Suppose I have two floating point numbers, x
and y
, with their values being very close.
There's a discrete number of floating point numbers representable on a computer, so we can enumerate them in increasing order: f_1, f_2, f_3, ...
. I wish to find the distance of x
and y
in this list (i.e. are they 1, 2, 3, ... or n
discrete steps apart?)
Is it possible to do this by only using arithmetic operations (+-*/
), and not looking at the binary representation? I'm primarily interested in how this works on x86.
Is the following approximation correct, assuming that y > x
and that x
and y
are only a few steps (say, < 100) apart? (Probably not ...)
(y-x) / x / eps
Here eps
denotes the machine epsilon. (The machine epsilon is the difference between 1.0 and the next smallest floating point number.)
Floats are lexicographically ordered, therefore:
int steps(float a, float b){
int ai = *(int*)&a; // reinterpret as integer
int bi = *(int*)&b; // reinterpret as integer
return bi - ai;
}
steps(5.0e-1, 5.0000054e-1); // returns 9
Such a technique is used when comparing floating point numbers.
You do not have to examine the binary representation directly, but you do have to rely on it to get an exact answer, I think.
Start by using frexp() to break x into exponent exp
and mantissa. I believe the next float bigger than x is x + eps * 2^(exp-1)
. (The "-1" is because frexp returns a mantissa in the range [1/2, 1) and not [1, 2).)

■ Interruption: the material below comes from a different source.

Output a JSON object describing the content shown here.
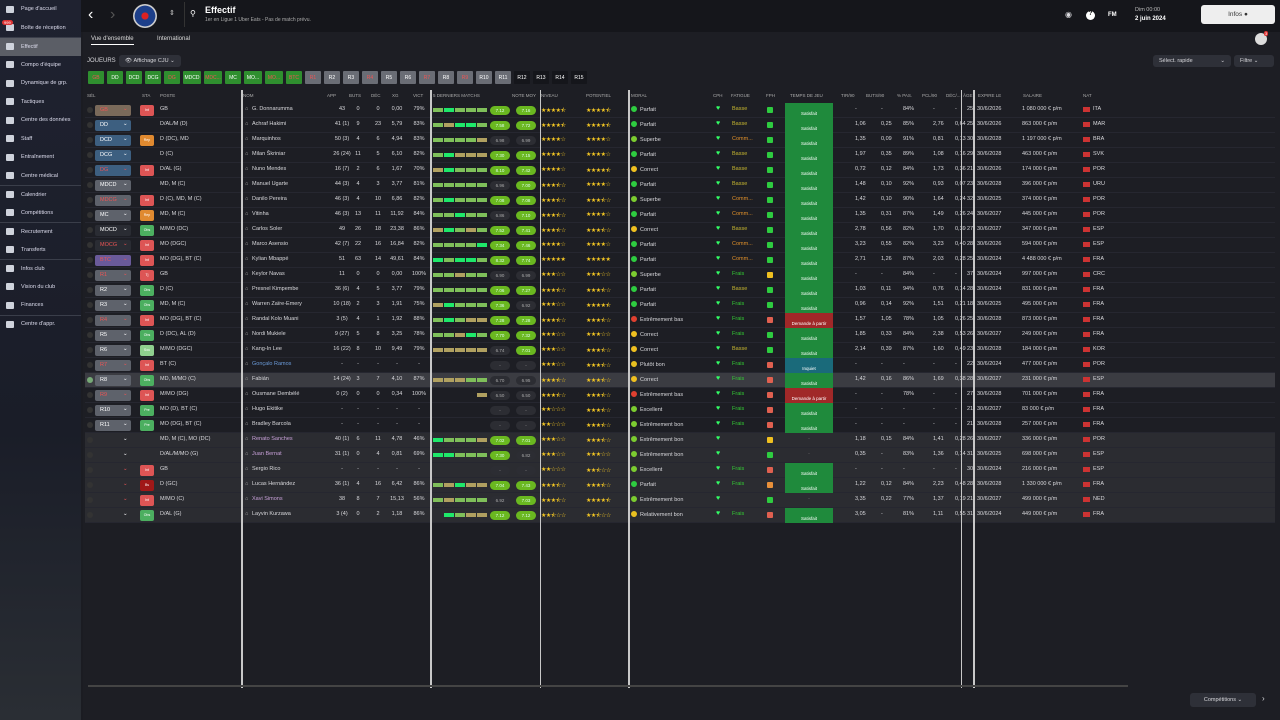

If x and y have the same exponent, you are basically done. Otherwise you need to count how many steps there are per power of 2, which is just 1.0/eps
. In other words, the number of steps between 2^n and 2^(n+1) is 1.0/eps
.
So, for y > x, count how many steps there are from x to the next power of two; then count how many more steps it takes to get to the largest power of 2 less than y; then count how many more steps it takes to get from there up to y. All of these are pretty easily expressible in terms of eps
, I think.